Senna en zijn strijd tegen de Williams-vijanden (Mansell, Prost, Hill, Patrese), dat is een ander niveau. Schumacher belandt slechts sporadisch tussen die gevechten en rechtstreekse harde confrontaties met Senna heeft Schumacher eigenlijk niet. Tot 1994. Dat wordt plots het jaar van de waarheid. De opvolger tegen de meester. Maar alle kaarten worden in één fataal weekend herschikt. Schumacher wint de noodlottige GP van Imola maar verklaart later op de persconferentie : “Ik kan niet gelukkig zijn met deze overwinning. Wat er nu gebeurd is dat heb ik nog nooit meegemaakt. We kunnen enkel hopen dat we er wat uit leren.” Daarna gaat de zegereeks van Schumacher in 1994 nog even door in Monaco, het prinsdom waar Senna jarenlang regeerde. Een ongevoelige Schumacher? Nauwelijks, wanneer we nu bij het einde van zijn carrière vernemen dat hij toen ernstig overwoog om met racen te stoppen.

Adelaide 1994. Schumacher wordt wereldkampioen maar op de persconferentie een verbazende mededeling : “Deze titel heb ik niet gewonnen. Ayrton Senna had de beste wagen en was de beste rijder. Hij heeft niet de kans gehad deze titel te veroveren. De titel is van Senna.” De band tussen Senna en Schumacher wordt steeds meer uitgesproken. Insiders beweren dat Senna in 1994 al lang wist dat Schumacher zijn opvolger ging worden, dat die jonge Duitser diegene was die al zijn records zou breken.

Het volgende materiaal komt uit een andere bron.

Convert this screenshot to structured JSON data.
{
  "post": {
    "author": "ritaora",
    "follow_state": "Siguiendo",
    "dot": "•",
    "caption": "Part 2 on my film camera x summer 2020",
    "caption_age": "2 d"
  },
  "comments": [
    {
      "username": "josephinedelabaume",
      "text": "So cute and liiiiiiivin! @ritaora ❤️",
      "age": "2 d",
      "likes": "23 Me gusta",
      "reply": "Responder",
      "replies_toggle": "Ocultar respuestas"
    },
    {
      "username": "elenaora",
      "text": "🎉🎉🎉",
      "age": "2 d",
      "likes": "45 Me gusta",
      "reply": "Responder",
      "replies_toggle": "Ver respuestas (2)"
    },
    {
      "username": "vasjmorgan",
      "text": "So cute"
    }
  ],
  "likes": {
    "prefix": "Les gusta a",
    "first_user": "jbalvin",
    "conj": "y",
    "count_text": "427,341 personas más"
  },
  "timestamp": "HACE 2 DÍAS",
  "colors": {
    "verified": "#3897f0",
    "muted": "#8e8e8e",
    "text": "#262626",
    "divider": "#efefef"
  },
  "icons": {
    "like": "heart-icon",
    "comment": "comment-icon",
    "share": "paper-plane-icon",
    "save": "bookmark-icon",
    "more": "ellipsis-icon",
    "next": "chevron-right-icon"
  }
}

Monza 2000. Schumacher komt met 41 overwinningen op gelijke hoogte van Senna. Persconferentie. Wat betekent deze overwinning voor hem? “Zeer veel” antwoordt Michael, en plots zijn de tranen daar. Schumacher is overmand door emoties en kan niet verder spreken. Het duel dat nooit heeft plaatsgevonden in 1994, het verlies van Senna heeft bij Schumacher diepere sporen nagelaten dan men ooit vermoedde. Plots staat de mens Schumacher daar zeer uitgesproken op het podium, ten overstaan van de wereld.

Wie hem nu heeft gezien, bij het afscheid aan zijn fans, aan het einde van een gigantisch succesvolle carrière van 14 jaar moet het nu wel weten. Schumacher is verre van de koele kikker, een imago dat men hem wel eens toedichtte. Schumacher is vooral een gevoelsmens, met emoties en fouten, zoals ieder ander mens. Zij het dan dat deze mens toevallig wel een enorm potje aan een stuur kon draaien.